In the middle of the work he interrupts to comment parenthetically:

(why count the buses? Probably because they’re recognizable and regular: they
   cut up time, they punctuate the background noise; ultimately, they’re
   foreseeable
The rest seems random, improbable, anarchic; the buses pass by because they
  have to pass by, but nothing requires a car to back up, or a man to have a bag
  marked with a big “M” of Monoprix, or a customer to order a coffee instead
  of a beer…)
(22–3).

But then the following morning:

Buses pass by. I’ve lost all interest in them (29).

Yet soon enough he’s back to noting them:

A bus: “Percival Tours” (31).
A 96 goes by
(42).
The 63
(45).
The 96
(47).

Constraint-based writing might also be described as the poetic residue of someone else’s thought experiment. So in addition to the re-realization of his chosen task’s impossibility, in Perec’s shifting categories and evolving real-time commentary, we’re also privy to other discoveries. For instance, due to Perec’s time-stamped headers, we get a sense of the speed of thought, at least of Perec’s, which feels both leisurely and focused. The reader gets, in other words, a very real sense of how long it takes Perec to write an entry so that, despite the noted impossibility, a rather vicarious understanding of Perec’s weekend is achieved.

Ultimately then the inherently doomed objective goal of exhausting a place in Paris leads us surprisingly to the successful portrait of a particular subjectivity. It’s a stunning and bittersweet act of intimacy and remembrance.

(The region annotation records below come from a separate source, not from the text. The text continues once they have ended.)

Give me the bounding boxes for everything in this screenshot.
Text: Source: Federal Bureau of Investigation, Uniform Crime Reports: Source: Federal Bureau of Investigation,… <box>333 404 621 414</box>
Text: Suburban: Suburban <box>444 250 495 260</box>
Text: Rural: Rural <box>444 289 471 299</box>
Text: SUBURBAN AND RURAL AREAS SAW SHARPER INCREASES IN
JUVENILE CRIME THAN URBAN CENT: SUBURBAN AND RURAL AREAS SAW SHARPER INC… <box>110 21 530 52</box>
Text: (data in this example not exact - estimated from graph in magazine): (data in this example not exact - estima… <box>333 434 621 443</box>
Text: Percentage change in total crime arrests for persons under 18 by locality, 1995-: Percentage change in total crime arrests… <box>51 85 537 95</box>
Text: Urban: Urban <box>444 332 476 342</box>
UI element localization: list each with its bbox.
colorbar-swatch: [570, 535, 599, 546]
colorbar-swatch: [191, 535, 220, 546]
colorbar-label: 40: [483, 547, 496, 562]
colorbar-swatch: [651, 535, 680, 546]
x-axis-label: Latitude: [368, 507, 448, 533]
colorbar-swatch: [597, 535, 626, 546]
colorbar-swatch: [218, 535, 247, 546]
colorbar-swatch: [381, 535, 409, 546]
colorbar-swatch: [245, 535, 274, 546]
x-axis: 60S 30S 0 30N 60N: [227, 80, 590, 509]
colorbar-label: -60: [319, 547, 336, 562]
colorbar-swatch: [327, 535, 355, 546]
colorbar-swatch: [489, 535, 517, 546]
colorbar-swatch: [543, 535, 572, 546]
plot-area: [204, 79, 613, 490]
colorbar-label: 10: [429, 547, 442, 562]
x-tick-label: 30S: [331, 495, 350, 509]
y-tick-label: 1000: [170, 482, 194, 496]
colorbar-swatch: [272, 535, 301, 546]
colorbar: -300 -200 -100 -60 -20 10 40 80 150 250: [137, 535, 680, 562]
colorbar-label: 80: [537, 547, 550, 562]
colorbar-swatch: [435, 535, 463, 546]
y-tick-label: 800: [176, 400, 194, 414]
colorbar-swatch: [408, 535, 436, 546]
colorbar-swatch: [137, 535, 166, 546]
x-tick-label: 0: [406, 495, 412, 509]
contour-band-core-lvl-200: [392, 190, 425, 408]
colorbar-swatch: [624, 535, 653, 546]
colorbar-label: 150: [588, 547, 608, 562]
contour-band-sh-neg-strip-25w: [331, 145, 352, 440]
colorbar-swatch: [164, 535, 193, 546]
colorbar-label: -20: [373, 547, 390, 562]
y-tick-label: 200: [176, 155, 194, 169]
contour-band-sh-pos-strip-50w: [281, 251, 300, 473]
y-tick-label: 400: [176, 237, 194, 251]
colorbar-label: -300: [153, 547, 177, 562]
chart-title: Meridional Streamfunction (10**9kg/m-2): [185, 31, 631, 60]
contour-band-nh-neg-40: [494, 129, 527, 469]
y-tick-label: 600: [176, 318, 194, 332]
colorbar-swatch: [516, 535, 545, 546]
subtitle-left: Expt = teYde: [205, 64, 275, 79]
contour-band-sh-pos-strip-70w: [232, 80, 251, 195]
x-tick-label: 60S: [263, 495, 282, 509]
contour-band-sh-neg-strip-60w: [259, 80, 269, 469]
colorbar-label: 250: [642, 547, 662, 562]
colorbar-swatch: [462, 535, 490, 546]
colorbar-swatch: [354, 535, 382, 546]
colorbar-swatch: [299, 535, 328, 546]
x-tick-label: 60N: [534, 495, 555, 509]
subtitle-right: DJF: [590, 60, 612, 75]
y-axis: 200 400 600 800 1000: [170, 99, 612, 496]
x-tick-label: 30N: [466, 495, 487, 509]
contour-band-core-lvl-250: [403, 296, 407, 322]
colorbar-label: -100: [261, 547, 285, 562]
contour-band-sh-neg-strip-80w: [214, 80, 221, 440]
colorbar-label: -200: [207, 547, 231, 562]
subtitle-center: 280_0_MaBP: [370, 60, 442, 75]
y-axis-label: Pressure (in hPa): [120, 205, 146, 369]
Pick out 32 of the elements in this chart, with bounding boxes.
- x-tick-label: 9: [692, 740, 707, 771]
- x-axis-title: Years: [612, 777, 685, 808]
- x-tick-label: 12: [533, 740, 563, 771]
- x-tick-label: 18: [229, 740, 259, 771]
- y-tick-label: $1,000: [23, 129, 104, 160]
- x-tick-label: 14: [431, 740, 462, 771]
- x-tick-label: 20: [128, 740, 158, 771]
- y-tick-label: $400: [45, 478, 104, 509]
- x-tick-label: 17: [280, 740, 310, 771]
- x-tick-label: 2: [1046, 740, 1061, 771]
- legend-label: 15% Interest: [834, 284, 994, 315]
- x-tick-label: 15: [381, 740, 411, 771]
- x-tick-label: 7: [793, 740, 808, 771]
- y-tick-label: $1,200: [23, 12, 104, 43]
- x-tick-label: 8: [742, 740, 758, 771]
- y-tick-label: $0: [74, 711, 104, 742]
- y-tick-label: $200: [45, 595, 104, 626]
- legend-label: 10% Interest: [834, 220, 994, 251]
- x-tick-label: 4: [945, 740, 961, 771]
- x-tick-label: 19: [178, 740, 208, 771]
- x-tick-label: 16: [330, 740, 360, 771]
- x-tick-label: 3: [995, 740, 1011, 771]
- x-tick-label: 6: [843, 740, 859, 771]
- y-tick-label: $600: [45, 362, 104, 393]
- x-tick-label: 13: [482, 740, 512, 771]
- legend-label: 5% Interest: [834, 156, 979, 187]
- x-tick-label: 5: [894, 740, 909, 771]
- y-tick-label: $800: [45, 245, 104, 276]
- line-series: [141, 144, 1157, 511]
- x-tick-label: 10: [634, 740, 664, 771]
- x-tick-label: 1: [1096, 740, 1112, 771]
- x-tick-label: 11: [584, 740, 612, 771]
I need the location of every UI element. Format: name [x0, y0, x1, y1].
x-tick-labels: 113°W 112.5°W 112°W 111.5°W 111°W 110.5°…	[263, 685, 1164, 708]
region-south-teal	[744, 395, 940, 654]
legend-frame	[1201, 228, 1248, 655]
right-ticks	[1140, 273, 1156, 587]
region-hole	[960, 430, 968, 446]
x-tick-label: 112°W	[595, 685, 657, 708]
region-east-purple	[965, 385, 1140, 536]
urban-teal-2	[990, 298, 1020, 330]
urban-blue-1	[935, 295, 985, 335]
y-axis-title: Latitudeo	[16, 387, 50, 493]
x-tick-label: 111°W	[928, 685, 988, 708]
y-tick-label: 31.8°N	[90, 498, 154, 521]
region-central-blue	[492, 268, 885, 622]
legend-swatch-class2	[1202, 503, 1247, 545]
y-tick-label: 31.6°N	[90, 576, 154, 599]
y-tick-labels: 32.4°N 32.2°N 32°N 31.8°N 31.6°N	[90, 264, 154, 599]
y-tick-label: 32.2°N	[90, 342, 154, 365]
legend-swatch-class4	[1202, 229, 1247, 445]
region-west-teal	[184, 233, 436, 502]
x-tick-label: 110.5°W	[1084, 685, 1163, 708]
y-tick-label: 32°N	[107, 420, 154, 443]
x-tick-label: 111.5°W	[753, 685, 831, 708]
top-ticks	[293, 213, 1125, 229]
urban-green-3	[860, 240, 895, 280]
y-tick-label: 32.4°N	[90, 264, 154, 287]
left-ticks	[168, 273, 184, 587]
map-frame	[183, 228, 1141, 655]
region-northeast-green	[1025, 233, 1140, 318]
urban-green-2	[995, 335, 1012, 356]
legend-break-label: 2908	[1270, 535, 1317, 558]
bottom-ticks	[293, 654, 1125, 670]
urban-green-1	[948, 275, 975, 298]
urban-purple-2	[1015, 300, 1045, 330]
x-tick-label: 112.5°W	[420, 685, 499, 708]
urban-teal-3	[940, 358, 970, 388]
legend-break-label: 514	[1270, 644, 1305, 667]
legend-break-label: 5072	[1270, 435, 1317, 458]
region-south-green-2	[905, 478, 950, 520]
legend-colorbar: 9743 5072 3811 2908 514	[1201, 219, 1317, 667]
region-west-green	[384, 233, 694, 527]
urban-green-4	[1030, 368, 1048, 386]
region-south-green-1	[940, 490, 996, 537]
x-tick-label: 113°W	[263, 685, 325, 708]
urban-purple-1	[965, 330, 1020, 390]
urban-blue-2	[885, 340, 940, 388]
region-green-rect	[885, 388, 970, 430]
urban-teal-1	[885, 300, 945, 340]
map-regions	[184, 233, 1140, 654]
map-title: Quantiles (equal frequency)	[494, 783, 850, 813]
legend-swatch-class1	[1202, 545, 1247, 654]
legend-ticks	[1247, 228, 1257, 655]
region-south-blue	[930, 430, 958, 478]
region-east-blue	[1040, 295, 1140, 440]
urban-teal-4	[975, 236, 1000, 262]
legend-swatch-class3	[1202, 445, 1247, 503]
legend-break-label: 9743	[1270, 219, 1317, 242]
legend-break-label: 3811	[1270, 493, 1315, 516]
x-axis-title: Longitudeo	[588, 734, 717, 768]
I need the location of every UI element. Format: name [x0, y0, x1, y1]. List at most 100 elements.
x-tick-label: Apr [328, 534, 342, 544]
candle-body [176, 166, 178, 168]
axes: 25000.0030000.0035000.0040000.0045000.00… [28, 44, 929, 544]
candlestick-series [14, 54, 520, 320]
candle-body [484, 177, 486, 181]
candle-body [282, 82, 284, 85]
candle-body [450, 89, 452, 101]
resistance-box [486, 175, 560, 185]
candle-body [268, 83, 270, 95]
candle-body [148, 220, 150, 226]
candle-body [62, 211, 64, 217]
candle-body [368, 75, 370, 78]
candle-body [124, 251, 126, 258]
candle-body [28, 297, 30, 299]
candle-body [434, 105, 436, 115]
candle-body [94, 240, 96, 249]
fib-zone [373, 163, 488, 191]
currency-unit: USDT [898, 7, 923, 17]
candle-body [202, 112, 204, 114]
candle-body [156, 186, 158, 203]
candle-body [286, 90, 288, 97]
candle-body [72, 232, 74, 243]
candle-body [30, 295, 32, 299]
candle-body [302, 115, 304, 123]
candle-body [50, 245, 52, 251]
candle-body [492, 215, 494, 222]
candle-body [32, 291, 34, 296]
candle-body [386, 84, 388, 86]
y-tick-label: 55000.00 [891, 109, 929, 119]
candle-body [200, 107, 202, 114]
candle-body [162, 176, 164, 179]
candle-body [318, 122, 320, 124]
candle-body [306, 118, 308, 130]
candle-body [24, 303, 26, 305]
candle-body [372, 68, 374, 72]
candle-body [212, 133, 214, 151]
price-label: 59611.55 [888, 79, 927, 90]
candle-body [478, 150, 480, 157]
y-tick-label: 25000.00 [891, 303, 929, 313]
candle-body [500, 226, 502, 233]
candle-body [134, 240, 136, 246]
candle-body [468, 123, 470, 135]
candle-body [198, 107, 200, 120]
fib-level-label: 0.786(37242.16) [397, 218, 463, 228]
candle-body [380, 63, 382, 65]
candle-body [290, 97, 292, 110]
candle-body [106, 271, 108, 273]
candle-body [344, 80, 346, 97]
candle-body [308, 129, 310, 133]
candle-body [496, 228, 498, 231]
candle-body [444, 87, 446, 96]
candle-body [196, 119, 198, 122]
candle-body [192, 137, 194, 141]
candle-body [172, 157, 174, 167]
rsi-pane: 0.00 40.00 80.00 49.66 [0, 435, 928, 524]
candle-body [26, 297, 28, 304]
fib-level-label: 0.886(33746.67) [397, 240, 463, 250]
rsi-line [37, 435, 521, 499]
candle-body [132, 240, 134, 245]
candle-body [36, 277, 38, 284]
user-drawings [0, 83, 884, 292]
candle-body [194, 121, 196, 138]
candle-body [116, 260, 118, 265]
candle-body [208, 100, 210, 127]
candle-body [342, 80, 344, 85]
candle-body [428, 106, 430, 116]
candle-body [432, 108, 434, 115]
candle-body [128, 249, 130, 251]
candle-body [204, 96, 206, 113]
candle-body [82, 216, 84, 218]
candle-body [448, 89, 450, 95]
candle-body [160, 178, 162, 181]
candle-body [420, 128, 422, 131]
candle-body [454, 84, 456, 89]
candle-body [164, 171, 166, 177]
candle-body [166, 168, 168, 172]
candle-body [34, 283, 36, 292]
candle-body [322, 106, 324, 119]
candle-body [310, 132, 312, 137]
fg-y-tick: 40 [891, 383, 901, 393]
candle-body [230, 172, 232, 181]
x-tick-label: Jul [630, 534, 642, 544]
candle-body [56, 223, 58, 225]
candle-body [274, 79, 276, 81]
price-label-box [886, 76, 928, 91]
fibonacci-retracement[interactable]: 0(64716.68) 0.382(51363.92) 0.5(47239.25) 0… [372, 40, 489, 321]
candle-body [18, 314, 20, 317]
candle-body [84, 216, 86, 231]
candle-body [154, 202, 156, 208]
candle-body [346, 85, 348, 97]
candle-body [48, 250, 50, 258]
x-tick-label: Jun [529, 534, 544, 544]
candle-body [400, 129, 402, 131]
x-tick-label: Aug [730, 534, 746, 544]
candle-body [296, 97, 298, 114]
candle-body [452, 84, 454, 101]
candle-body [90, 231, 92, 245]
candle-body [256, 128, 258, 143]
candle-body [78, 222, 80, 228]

For example in the following passage: the startling moment of Perec’s inclusion of the word “splendid.” Interrupting the stream of so-called facts, this simple adjective for a moment sights Paris pigeons uniquely through Perec’s eyes:

An 87. A 70. A 63.
Rue Bonaparte, a cement mixer, orange.

A basset hound. A man with a bow tie. An 86.

The wind is making the leaves on the trees move.
A 70.
It is one fifty.

SNCF parcels service.
The people from the funeral procession have entered the church
Passage of a driving-school car, a 96, a 63, a florist’s van, blue, which parks next
   to the undertaker’s van and from which a funeral wreath is taken.

In splendid unity, the pigeons go round the square and return to settle on the
   district council building’s gutter.
There are five taxis at the taxi stand.
An 87 goes by, a 63 goes by.
(13–14)

This handsomely designed book from Wakefield Press also includes a moving translator’s afterword, which argues (thought provokingly if not entirely convincingly) that An Attempt can be seen as an “inverted version” of Perec’s masterwork Life: A User’s Manual. Certainly larger than its slim dimensions indicate, An Attempt at Exhausting a Place in Paris is, in the end, less a strategically flawed urban snapshot than a mysterious and craftily unauthorized autobiography.